A publicação foi vista por aliados do senador em Minas como um sinal de que ele havia se decidido e como uma prévia da oficialização da candidatura. Apesar disso, o partido reviu a posição e chegou a decidir que apoiaria Marcelo Aro (PP), ex-secretário da Casa Civil de Minas, como candidato a governador.

Enquanto Cleitinho publicava o vídeo, Aro participava de uma reunião em Brasília com o candidato do PL à Presidência, Flávio Bolsonaro, e o senador Rogério Marinho (PL-RN), coordenador da campanha do presidenciável. O presidente do PL em Minas Gerais, Zé Vitor, também esteve presente e o presidente nacional do Republicanos participou de uma parte da conversa por telefone.

Se confirmada a candidatura de Cleitinho a governador, Marcelo Aro deve ser lançado candidato a senador na mesma chapa. O deputado Domingos Sávio (PL-DF) deve disputar a outra vaga ao Senado e o grupo deve dar sustentação para a candidatura presidencial de Flávio Bolsonaro (PL).

Inicialmente Marcelo Aro seria candidato a senador na chapa do governador Matheus Simões (PSD), mas recuou após a entrada do senador Carlos Viana (PSD) na chapa como candidato à reeleição.

Cleitinho, que lidera as pesquisas, passou a dar sinais trocados desde o fim do ano passado se vai concorrer ou não ao cargo de governador. O cenário se agravou depois da morte do irmão Matheus Azevedo, no último dia 18 de julho.

Inicialmente, o partido tinha a expectativa de que ele anunciasse uma decisão até a data da convenção estadual de Minas Gerais, que aconteceu no dia 26 de julho, mas não houve definição e o senador não esteve presente no evento.
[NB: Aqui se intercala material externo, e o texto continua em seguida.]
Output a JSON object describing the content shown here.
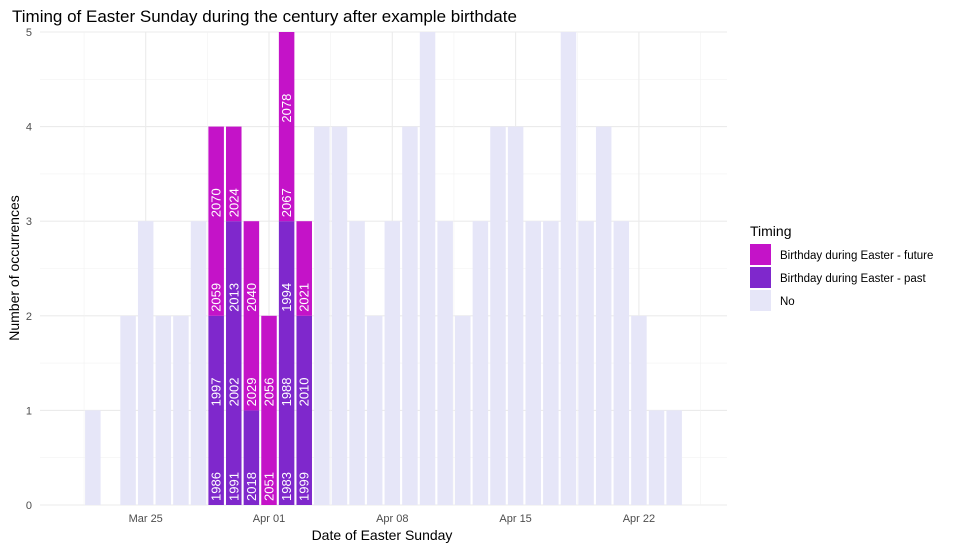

Diante da hesitação de Cleitinho, a cúpula do Republicanos passou a resistir dar aval para a candidatura dele a governador. A avaliação é que, apesar de liderar isolado as pesquisas, Cleitinho é um político considerado instável e tem o perfil de fazer ataques à classe política. Havia um temor que Cleitinho fizesse críticas na campanha aos próprios integrantes do Republicanos.

Apesar disso, a ameaça de uma crise com Cleitinho prejudicar a meta do partido de eleger deputados no estado, fez com que a legenda buscasse um acordo com o senador.